Eritrosit dengan bentuk dan ukuran yang bervariasi.

2. Bagaimana indeks eritorosit (MCV, MCH, MCHC)?


a. MCV mengindikasikan ukuran eritrosit. Ukuran eritrosit menjadi kecil akibat defisiensi Fe
yang menganggu pembentukkan Hb. Akibatnya struktur eritrosit menjadi abnormal
(mengecil). Penurunan MCV terjadi pada pasien anemia mikrositik, defisiensi besi,
arthritis rheumatoid, thalasemia, anemia sel sabit, hemoglobin C, keracunan timah dan
radiasi.
b. MCH mengindikasikan bobot hemoglobin di dalam eritrosit tanpa memperhatikan
ukurannya. Jadi ketika hemoglobin dalam tubuh berkurang akibat defisiensi besi maka
nilai MCH akan menurun. Penurunan MCH terjadi pada pasien anemia mikrositik dan
anemia hipokromik.
c. MCHC mengindikasikan konsentrasi hemoglobin per unit volume eritrosit. Jika Hb dalam
tubuh menurun akibat defisiensi besi maka nilai MCHC pun akan menurun. Penurunan
MCHC terjadi pada pasien anemia mikrositik dan anemia hipokromik.
3. Bagaimana factor risiko dari anemia defisiensi zat besi ? (orang yang rentan mengalami
defisiensi Fe)
a. Kekurangan darah seperti saat menstruasi dan kecelakaan.
b. Kekurangan makanan yang mengandung zat besi.
c. Tubuh tidak mampu menyerap zat besi akibat rusaknya epitel usus.
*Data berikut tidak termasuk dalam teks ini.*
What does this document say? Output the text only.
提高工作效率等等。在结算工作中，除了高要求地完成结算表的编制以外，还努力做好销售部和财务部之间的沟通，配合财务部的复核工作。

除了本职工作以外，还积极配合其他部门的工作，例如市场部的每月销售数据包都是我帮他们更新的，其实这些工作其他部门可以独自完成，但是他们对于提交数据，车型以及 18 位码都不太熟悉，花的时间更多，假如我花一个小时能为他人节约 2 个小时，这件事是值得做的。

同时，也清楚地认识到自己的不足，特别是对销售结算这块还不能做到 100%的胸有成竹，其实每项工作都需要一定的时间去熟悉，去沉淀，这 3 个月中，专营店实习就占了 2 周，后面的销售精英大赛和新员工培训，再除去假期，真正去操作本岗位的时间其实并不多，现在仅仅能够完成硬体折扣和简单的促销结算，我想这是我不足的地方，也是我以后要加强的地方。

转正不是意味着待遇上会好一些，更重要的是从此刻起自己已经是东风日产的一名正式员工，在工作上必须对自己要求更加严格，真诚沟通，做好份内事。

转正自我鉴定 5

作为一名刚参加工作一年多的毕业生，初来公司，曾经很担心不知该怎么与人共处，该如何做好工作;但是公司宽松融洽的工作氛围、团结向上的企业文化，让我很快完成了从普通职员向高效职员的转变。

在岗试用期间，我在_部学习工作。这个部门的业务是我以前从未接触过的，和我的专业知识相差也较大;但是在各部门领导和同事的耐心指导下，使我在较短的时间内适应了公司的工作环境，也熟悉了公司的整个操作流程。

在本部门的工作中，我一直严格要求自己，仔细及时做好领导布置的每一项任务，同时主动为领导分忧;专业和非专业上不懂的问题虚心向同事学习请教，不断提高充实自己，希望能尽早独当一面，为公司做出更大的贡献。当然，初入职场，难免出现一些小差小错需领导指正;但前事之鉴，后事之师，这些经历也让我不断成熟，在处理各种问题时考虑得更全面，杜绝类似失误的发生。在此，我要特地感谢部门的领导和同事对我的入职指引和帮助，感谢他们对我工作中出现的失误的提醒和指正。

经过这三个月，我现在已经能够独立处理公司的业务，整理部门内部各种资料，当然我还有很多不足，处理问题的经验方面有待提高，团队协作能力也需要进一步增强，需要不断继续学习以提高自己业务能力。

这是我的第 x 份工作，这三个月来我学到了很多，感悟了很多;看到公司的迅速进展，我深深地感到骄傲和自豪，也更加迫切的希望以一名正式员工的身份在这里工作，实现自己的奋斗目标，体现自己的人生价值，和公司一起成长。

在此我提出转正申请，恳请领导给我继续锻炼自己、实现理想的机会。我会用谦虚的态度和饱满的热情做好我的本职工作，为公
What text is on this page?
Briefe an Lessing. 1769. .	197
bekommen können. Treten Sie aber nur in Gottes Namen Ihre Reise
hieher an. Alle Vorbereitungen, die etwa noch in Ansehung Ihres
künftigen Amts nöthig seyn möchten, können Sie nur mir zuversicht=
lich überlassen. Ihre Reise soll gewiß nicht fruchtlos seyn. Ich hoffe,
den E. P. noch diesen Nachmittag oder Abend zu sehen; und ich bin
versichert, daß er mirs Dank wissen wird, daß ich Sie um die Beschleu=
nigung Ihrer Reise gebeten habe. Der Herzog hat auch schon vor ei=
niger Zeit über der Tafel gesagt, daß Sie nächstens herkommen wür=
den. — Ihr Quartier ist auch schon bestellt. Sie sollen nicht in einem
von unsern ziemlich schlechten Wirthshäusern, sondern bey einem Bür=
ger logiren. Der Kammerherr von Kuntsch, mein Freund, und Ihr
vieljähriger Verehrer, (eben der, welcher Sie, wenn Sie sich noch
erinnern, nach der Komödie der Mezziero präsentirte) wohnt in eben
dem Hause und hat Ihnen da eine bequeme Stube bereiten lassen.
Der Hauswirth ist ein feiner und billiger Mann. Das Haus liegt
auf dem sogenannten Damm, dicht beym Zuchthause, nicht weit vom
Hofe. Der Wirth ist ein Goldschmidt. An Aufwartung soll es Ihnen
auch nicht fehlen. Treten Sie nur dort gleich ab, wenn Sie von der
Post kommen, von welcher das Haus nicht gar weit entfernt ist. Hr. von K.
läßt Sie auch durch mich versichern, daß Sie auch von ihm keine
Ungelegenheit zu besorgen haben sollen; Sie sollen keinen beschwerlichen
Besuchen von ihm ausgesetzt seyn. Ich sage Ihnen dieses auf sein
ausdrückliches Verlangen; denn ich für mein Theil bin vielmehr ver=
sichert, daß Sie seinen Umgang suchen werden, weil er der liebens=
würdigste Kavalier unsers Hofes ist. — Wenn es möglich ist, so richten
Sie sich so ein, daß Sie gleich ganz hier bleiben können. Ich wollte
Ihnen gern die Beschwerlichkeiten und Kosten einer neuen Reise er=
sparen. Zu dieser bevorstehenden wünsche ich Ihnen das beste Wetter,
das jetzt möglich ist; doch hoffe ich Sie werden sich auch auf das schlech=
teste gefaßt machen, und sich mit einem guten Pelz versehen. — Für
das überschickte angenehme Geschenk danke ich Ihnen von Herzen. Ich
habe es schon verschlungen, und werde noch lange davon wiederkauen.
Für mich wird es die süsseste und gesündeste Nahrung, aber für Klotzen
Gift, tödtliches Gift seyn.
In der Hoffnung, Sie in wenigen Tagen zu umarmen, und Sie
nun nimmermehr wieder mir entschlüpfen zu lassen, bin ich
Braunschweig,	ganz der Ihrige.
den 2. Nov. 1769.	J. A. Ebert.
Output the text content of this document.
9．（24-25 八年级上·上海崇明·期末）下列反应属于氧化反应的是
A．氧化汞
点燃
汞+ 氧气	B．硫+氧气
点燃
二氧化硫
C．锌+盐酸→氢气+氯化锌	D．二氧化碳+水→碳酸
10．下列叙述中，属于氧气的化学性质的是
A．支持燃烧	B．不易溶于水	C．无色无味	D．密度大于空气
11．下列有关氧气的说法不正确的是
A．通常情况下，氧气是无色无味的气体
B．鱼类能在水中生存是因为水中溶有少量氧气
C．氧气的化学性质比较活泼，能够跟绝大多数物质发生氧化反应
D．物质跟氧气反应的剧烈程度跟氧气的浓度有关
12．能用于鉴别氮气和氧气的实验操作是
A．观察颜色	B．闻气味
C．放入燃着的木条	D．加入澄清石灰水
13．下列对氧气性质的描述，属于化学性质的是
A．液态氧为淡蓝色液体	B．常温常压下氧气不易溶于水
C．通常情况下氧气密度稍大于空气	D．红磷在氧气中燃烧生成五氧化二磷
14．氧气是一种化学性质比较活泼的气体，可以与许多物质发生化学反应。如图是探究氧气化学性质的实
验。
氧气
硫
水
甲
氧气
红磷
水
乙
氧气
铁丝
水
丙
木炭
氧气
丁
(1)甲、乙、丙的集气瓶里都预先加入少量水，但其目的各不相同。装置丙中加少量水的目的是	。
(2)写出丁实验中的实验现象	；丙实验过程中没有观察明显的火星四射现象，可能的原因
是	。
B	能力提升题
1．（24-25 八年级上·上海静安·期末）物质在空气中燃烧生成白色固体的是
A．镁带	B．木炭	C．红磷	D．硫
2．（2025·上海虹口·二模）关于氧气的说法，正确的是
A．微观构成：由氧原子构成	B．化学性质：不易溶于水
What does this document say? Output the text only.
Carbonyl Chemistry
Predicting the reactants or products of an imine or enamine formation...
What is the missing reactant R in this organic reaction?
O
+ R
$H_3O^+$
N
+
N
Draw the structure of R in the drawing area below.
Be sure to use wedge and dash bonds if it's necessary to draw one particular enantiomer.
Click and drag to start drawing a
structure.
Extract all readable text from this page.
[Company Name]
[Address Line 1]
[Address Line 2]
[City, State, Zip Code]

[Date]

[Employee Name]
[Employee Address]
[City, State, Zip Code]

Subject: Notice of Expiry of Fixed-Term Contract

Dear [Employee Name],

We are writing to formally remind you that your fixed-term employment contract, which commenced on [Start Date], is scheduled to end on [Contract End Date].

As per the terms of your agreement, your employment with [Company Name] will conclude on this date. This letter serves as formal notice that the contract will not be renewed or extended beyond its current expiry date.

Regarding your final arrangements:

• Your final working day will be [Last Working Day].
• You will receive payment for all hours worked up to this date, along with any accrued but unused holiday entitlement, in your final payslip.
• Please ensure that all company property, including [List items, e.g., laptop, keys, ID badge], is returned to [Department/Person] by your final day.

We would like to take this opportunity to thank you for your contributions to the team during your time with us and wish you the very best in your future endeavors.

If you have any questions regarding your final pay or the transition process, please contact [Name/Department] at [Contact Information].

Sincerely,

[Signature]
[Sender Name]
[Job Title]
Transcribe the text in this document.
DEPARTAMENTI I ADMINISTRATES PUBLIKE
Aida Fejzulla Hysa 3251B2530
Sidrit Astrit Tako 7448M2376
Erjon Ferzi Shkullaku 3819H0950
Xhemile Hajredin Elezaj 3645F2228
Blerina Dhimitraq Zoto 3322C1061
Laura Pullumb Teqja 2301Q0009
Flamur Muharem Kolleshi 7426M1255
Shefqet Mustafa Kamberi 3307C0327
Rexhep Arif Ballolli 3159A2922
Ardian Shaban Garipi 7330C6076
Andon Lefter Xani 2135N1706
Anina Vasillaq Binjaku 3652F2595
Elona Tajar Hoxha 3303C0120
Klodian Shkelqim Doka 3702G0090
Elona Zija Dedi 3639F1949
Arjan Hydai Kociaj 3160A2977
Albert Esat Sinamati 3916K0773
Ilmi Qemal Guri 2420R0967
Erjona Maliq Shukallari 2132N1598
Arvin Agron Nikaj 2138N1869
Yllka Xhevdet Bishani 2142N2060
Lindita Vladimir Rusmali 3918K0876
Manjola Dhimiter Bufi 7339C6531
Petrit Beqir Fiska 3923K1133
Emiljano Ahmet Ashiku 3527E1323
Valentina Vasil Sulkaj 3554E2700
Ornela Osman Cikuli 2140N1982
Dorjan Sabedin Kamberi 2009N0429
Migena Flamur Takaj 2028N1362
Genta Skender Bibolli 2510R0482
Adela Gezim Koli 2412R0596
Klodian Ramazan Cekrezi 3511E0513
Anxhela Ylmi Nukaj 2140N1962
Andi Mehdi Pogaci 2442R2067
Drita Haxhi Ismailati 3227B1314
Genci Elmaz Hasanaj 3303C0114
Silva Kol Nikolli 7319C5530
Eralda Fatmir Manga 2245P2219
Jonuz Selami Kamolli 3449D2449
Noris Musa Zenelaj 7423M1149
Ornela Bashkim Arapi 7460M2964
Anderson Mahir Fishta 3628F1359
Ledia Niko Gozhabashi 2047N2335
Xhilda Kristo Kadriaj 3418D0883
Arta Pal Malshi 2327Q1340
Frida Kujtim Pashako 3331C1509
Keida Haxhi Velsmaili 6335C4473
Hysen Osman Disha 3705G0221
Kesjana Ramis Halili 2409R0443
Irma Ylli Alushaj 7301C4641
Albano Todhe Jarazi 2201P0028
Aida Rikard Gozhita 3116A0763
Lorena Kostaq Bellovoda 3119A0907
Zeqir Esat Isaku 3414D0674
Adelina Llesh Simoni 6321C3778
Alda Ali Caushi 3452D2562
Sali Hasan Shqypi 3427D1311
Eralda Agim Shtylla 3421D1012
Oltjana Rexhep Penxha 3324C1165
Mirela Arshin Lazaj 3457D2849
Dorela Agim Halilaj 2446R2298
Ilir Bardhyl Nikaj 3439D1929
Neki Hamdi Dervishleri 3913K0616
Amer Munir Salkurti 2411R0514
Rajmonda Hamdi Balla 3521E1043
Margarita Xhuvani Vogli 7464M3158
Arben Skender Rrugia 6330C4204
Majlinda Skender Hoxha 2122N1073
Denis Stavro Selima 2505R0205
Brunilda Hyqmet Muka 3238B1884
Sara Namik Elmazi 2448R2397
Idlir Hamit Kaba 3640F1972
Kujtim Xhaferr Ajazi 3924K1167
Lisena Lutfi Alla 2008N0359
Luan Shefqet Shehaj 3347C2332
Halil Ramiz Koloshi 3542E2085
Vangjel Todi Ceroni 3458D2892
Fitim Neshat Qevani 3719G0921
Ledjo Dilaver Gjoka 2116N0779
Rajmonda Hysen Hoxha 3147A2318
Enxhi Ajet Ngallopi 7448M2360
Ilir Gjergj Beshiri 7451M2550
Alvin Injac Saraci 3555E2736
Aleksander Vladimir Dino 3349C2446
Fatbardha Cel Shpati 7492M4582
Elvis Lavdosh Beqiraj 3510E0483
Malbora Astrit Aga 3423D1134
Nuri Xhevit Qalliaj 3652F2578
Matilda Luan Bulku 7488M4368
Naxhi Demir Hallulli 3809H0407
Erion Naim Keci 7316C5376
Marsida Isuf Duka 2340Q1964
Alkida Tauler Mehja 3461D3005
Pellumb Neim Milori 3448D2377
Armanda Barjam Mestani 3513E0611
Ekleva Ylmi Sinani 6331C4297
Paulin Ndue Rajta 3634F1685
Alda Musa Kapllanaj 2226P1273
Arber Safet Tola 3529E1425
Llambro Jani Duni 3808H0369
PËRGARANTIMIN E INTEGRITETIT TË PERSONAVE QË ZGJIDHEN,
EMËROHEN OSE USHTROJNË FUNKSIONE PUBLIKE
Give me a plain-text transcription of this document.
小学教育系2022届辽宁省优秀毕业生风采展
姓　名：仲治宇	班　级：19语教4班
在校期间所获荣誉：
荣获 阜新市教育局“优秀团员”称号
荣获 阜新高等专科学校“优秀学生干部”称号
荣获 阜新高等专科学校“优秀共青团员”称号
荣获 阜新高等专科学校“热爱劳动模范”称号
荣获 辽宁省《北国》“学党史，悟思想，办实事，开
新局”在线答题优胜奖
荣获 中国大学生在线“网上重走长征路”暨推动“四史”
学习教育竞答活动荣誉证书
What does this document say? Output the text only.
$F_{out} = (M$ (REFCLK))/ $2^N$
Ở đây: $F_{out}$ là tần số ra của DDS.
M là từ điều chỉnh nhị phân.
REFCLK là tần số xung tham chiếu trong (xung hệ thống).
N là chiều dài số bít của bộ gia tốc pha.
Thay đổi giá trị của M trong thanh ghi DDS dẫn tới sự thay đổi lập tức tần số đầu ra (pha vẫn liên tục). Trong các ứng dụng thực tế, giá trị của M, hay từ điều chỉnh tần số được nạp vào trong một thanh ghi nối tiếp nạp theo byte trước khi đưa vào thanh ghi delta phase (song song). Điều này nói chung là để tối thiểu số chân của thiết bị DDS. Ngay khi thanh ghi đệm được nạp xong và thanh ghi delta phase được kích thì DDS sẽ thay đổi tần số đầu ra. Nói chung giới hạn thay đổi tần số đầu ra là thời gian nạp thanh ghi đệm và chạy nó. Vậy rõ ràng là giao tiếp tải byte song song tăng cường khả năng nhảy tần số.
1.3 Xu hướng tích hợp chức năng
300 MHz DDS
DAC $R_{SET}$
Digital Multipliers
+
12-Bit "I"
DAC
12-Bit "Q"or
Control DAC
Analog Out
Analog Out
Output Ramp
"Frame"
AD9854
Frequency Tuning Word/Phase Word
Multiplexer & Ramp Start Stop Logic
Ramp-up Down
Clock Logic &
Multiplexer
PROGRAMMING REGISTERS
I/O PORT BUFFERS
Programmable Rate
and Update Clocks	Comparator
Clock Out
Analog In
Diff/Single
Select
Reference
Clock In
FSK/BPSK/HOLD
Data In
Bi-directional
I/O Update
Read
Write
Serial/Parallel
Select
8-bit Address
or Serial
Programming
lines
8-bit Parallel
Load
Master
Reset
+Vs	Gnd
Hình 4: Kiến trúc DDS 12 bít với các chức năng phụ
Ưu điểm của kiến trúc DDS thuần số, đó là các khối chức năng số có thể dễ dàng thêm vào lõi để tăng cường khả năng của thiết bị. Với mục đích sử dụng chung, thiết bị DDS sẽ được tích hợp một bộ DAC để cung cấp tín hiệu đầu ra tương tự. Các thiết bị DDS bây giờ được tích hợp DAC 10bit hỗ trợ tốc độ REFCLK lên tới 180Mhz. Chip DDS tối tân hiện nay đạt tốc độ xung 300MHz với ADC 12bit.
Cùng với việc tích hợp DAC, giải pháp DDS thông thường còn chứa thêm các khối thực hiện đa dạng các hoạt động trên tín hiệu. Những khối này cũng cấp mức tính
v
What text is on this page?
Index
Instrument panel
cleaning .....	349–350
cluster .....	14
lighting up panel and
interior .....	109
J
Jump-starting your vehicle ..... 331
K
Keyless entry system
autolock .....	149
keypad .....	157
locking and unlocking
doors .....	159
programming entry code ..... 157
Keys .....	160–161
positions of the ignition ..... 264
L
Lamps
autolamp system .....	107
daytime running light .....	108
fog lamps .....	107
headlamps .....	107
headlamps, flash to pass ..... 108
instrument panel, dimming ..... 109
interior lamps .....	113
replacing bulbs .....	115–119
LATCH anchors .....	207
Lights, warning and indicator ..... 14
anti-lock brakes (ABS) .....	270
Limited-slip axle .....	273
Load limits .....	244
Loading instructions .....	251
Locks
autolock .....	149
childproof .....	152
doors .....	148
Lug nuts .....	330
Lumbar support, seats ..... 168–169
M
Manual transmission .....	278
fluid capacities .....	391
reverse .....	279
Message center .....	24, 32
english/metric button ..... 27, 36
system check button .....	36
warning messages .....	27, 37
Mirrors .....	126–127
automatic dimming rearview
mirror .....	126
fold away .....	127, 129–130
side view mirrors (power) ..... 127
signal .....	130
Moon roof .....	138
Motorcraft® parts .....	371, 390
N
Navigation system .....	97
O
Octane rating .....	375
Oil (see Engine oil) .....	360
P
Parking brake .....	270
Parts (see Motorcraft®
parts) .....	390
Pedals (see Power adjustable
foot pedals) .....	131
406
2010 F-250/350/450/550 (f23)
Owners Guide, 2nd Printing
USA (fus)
d. Kehamilan, karena ibu akan butuh volume darah yang banyak untuk diberikan kepada
janin untuk tumbuh kembang janin.
e. Donor darah.
4. Mengapa terjadi stomatitis angularis?
Peradangan pada sudut bibir yang terjadi karena infeksi bakteri atau jamur dan defisiensi
nutrisi seperti zat besi, folat. Defisiensi besi kronik dapat menurunkan sistem pertahanan
tubuh, sehingga orang tersebut mudah terinfeksi jamur atau bakteri, selain itu defisiensi fe
menyebabkan downregulation genetic unsur-unsur yang mengarah untuk memperbaiki efektif
dan regenerasi sel epitel, terutama di mulut dan bibir.